High mTOR expression is associated with a worse oncological outcome in laryngeal carcinoma treated with postoperative radiotherapy: a pilot study

Abstract

There are currently no clinical or pathological parameters able to predict response to adjuvant radiotherapy (RT) in laryngeal squamous cell carcinoma (LSCC). Few studies have investigated the molecular pathways potentially capable of predicting said response. The mammalian target of rapamycin (mTOR) acts as a 'master switch' protein in cancer cells, modulating metabolism, the cell cycle, and apoptosis. Cancer treatment with mTOR inhibitors (rapamycin analogs, or rapalogs) has produced promising results in various malignancies (renal cell carcinoma, breast cancer, prostate cancer, leukemia, lymphoma, and melanoma).
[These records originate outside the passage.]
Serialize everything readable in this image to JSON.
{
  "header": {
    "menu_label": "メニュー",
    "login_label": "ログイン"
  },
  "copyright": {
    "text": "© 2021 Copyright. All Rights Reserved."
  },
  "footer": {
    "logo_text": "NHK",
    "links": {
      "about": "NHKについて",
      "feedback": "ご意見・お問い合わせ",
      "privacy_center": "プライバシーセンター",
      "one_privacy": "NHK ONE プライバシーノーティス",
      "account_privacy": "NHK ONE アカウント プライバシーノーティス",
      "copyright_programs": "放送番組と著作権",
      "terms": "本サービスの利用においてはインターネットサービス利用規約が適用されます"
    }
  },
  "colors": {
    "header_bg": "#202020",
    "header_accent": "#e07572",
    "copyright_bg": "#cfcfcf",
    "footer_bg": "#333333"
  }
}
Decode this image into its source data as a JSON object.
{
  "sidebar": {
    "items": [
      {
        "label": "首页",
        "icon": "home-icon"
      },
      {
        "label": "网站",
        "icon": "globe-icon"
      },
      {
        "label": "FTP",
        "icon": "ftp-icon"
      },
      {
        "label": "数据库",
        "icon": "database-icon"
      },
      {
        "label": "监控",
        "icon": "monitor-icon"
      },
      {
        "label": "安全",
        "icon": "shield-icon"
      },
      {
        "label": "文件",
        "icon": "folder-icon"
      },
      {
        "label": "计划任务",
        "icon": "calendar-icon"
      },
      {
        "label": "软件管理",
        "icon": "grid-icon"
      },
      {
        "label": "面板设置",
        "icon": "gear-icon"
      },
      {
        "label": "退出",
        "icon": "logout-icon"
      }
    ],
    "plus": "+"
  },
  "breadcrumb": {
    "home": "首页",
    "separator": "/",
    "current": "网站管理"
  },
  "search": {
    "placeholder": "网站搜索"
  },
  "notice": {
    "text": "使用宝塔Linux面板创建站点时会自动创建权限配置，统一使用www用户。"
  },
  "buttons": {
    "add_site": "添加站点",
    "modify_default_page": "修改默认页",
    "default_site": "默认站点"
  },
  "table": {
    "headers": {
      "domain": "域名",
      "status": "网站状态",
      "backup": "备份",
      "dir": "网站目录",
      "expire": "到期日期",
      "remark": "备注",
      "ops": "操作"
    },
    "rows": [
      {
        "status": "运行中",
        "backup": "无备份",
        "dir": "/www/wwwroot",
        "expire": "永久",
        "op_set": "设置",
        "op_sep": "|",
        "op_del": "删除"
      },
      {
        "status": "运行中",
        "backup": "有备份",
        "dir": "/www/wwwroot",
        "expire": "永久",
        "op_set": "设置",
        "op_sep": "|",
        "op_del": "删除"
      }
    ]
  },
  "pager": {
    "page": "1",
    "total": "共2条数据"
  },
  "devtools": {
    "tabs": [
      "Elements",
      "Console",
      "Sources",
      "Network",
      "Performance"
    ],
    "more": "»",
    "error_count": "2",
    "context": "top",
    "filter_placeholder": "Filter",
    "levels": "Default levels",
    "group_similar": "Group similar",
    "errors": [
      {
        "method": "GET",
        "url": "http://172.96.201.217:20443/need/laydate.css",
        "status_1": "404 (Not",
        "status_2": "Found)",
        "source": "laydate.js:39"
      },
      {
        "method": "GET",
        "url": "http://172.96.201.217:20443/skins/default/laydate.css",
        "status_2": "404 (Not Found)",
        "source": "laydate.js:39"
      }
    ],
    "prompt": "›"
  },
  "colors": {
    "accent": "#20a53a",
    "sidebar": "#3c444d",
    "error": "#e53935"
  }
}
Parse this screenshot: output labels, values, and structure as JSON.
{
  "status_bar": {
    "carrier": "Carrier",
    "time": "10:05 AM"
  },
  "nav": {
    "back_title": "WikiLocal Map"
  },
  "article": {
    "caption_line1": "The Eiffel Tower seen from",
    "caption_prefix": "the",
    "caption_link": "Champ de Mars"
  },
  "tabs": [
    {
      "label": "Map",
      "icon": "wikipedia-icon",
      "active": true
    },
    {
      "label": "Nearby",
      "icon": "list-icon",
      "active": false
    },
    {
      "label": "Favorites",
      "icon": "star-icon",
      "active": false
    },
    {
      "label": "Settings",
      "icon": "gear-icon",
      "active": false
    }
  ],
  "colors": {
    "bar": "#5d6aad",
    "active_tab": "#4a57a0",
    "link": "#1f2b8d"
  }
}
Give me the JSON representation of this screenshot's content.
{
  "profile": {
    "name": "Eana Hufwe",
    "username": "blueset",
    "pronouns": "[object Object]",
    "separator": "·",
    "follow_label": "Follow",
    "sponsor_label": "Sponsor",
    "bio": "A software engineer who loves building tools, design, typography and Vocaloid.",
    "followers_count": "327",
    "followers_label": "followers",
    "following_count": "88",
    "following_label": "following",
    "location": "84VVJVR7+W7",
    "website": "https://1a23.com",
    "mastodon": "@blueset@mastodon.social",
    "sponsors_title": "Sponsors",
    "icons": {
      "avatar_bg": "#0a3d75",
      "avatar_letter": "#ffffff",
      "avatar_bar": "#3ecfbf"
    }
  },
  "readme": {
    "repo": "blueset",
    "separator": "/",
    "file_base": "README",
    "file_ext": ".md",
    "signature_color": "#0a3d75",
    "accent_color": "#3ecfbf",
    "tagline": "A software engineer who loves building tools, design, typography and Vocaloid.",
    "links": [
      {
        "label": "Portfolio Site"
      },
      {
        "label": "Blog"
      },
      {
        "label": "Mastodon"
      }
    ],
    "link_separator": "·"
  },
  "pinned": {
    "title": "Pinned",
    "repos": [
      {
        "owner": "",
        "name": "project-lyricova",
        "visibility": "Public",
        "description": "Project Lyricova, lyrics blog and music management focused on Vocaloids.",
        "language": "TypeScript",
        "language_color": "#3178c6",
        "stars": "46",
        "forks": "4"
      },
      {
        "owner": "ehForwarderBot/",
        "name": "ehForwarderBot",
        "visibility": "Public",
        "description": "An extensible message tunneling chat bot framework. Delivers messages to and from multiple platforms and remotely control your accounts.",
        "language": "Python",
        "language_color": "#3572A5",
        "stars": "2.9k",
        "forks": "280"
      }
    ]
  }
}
The novel aim of the present study was to ascertain the prognostic role of mTOR expression in a series of patients with LSCC treated with primary surgery followed by RT. The retrospective study involved 25 consecutive patients with LSCC given postoperative RT. Immunohistochemical mTOR expression was evaluated in primary LSCC by image analysis. The locoregional recurrence rate was significantly higher in patients with LSCC whose mTOR expression was >2.5% (P = 0.013). After postoperative RT, the locoregional recurrence risk ratio was 3.25 in LSCCs with mTOR >2.5%. The different disease-free survival was significantly shorter in cases of LSCC with mTOR >2.5% (P = 0.029). mTOR should be studied as a potential predictor for identifying LSCCs at higher risk of early recurrence after postoperative RT. New therapeutic strategies should be investigated in LSCC, including the use of rapalogs associated with conventional chemotherapeutic regimens in combination with RT.